Ronald F. Lee
Ronald F. Lee

In 1967 NPS Director George Hartzog characterized Ronald F. Lee as “the sage of historic preservation.” A graduate from the University of Minnesota, Lee (1905-1972) joined the agency in 1933 as a “historical foreman” for the Civilian Conservation Corps (CCC) in Tennessee, but soon moved to Washington DC to work on the development of the Natchez Trace Parkway. He served as the Chief Historian for nine years, Chief of Interpretation for seven years, and beginning in 1960 as the Northeast Regional Director for six years. Towards the end of his career Lee published a history of the Antiquities Act of 1906 and a description of the Park Service’s legislative “family tree.”
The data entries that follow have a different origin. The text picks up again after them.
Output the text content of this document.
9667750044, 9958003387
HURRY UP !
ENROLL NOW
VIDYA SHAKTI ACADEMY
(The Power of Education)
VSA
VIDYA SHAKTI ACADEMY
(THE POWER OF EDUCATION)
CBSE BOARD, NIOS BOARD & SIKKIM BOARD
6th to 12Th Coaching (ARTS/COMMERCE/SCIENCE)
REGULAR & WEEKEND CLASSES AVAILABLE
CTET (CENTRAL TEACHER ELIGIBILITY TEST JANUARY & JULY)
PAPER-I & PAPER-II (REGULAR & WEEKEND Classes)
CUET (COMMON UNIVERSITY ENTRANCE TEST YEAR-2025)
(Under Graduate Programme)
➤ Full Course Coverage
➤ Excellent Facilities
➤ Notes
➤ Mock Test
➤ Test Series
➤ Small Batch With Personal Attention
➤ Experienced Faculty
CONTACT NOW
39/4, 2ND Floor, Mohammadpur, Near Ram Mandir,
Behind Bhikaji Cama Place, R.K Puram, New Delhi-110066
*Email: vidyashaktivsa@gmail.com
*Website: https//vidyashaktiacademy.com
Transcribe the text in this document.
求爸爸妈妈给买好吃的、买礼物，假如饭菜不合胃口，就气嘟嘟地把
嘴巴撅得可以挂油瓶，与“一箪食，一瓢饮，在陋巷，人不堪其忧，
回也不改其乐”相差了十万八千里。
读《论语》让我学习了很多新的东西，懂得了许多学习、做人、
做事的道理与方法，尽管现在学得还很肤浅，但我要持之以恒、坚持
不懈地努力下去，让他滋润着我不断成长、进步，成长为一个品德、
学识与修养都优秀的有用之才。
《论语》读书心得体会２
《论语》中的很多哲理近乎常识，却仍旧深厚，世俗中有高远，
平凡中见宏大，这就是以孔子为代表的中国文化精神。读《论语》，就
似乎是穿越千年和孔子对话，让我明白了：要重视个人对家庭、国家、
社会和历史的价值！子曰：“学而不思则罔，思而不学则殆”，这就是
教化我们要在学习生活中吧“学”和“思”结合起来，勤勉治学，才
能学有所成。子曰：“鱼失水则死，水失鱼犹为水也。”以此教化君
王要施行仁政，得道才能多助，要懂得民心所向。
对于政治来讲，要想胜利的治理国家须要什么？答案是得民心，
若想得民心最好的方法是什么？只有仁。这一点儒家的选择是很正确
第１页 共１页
The principle historian of the historic preservation movement, Charles Homer, unequivocally stated that for a dozen years before 1950 “Ronald Lee was the central figure in the preservation movement.” As one of the fathers of the National Trust, he was the “quintessence of tact and diplomacy” in dealing with the “great, or influential, or the rich.” Lee had a “constructive mind” and a “considerable vision” regarding the role of historic properties within the National Parks. Lee was considered the “mainspring” of the NPS history program. He was, said e NPS Historian Thomas Pitkin, “no great speaker and not at all aggressive in ordinary manner, but he had a earnestness, a warmth, a honesty of purpose, a persistence, and a fertility of ideas that made him the top figure” in historic preservation. Among other accomplishments, Lee was instrumental in the creation of: National Historic Landmarks, as a new type of federal historic recognition; Hampton National Historic Site, the first unit recognized for its architectural significance; and, Piscataway National Park, which preserves the viewshed from George Washington’s Mount Vernon.